Die Widerrufsverfügung begegnet keinen rechtlichen Bedenken.

I. Die Tatbestandsvoraussetzungen des - bei Abschluss des Verwaltungsverfahrens geltenden und daher hier anzuwendenden - § 43 Abs. 1 Nr. 4 AuslG für den Widerruf der dem Kläger asylbezogen nach § 68 Abs. 1 AsylVfG a.F. erteilten unbefristeten Aufenthaltserlaubnis lagen beim Kläger unstreitig vor.

II. Der Beklagte hat entgegen der Auffassung des Verwaltungsgerichts auch das ihm eingeräumte Widerrufsermessen fehlerfrei in einer dem Zweck der Ermächtigung in § 43 Abs. 1 Nr. 4 AuslG entsprechenden Weise ausgeübt (§ 114 Satz 1 VwGO). Er hat alle im Fall des Klägers relevanten öffentlichen und privaten Belange erhoben und sie ohne Verkennung ihres tatsächlichen und rechtlichen Gewichts sowie in Übereinstimmung mit den Vorgaben der Rechtsprechung sachgerecht in seine Abwägung eingestellt und auch das Abwägungs- und Entscheidungsergebnis ist nicht zu beanstanden.

1. Der Beklagte hat zunächst richtig erkannt, dass ein Widerruf wegen des Grundsatzes von Treu und Glauben (Verbot widersprüchlichen Verhaltens) dann von vornherein nicht in Betracht kommt - das Widerrufsermessen mithin auf ein Widerrufsverbot beschränkt ist -, wenn der Ausländer unabhängig von seiner (entfallenen) Asylberechtigung einen Anspruch auf ein dem entzogenen Recht gleichwertiges Aufenthaltsrecht hat, sei es, dass ihm ein solches Aufenthaltsrecht schon bei Zuerkennung der Asylberechtigung zustand und lediglich überlagert war oder dass ihm jedenfalls im Zeitpunkt des Widerrufs ein Anspruch auf ein solches Aufenthaltsrecht aus anderen - asylunabhängigen - Rechtsgründen zusteht (vgl.
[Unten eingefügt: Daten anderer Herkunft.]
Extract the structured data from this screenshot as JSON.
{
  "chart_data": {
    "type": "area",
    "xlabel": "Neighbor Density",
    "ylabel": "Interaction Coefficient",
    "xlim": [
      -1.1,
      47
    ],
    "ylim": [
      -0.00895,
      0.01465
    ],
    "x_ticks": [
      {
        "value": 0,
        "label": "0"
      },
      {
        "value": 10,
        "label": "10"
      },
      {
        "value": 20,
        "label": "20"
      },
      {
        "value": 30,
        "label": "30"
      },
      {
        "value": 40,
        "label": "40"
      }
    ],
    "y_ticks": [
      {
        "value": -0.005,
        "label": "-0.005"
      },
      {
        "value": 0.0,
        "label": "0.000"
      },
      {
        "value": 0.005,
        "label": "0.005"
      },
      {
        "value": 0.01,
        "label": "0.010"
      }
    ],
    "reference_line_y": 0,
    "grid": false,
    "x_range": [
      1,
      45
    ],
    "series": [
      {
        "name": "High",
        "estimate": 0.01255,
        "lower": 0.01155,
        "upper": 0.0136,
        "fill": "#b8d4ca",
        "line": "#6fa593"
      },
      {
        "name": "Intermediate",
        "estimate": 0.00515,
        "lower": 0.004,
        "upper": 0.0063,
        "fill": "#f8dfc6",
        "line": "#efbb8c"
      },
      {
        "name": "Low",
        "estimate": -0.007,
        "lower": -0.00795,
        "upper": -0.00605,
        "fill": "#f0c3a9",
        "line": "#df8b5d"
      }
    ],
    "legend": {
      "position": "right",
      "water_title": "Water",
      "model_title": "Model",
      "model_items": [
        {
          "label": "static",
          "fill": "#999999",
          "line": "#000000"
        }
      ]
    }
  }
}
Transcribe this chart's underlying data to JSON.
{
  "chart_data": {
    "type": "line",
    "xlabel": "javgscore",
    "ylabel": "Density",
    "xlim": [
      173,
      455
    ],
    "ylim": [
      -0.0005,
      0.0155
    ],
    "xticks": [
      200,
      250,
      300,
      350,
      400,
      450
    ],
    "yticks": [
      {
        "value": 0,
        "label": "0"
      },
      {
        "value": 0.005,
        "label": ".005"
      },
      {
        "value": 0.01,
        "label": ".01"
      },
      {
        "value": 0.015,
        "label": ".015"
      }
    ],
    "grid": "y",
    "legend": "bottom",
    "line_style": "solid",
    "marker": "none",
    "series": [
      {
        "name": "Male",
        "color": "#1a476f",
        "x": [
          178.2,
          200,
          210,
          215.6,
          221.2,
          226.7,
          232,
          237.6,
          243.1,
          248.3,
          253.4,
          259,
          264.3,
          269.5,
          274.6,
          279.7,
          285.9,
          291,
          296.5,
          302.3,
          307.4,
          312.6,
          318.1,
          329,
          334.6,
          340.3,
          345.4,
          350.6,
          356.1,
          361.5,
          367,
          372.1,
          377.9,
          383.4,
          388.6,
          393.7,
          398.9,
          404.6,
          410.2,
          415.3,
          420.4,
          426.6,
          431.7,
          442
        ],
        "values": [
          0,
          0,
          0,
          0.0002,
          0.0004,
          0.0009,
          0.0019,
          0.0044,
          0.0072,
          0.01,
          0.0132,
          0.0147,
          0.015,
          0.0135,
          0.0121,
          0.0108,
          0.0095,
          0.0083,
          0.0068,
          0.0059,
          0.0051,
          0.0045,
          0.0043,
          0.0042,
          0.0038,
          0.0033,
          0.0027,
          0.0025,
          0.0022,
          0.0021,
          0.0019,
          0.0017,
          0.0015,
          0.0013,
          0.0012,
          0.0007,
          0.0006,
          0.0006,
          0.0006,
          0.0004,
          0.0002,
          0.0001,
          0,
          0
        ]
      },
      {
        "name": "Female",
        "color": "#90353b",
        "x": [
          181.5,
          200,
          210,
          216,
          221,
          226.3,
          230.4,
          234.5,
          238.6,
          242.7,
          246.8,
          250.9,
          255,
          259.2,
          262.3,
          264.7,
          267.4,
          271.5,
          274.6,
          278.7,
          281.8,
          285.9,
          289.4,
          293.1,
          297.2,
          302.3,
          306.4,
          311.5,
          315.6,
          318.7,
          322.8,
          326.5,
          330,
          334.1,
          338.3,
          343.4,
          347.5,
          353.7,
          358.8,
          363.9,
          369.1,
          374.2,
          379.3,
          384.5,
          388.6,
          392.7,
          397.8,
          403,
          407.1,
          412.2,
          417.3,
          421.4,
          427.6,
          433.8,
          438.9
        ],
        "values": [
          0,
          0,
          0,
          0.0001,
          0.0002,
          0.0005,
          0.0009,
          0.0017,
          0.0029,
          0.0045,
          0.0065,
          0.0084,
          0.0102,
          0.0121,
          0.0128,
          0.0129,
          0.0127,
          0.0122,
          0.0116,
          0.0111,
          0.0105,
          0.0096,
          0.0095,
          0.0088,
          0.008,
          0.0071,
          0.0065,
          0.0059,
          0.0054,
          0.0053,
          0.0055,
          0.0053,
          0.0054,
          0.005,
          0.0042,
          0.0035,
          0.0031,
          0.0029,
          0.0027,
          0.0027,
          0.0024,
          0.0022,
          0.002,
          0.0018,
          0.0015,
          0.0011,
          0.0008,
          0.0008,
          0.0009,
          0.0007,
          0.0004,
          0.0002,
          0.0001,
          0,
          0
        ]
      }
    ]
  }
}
BVerwG, Urteil vom 20.02.2003 - 1 C 13.02 -, NVwZ 2003, 1275 ff. = InfAuslR 2003, 324 ff.; VGH Bad.-Württ., Urteil vom 16.10.1996 - 13 S 2408/95 -, EzAR 214 Nr. 5; ebenso OVG Niedersachsen, Beschluss vom 18.09.2000 - 1 M 2888/00 -, Juris). Ein solcher Fall war beim Kläger aber nicht gegeben.

2. Ermessensfehler zu Lasten des Klägers sind dem Beklagten im Ergebnis auch insofern nicht unterlaufen, als er sich mit der Frage befasst - und diese verneint - hat, ob dem Kläger im maßgeblichen Widerrufszeitpunkt ein Anspruch auf ein gegenüber der unbefristeten Aufenthaltserlaubnis geringerwertiges Aufenthaltsrecht zustand.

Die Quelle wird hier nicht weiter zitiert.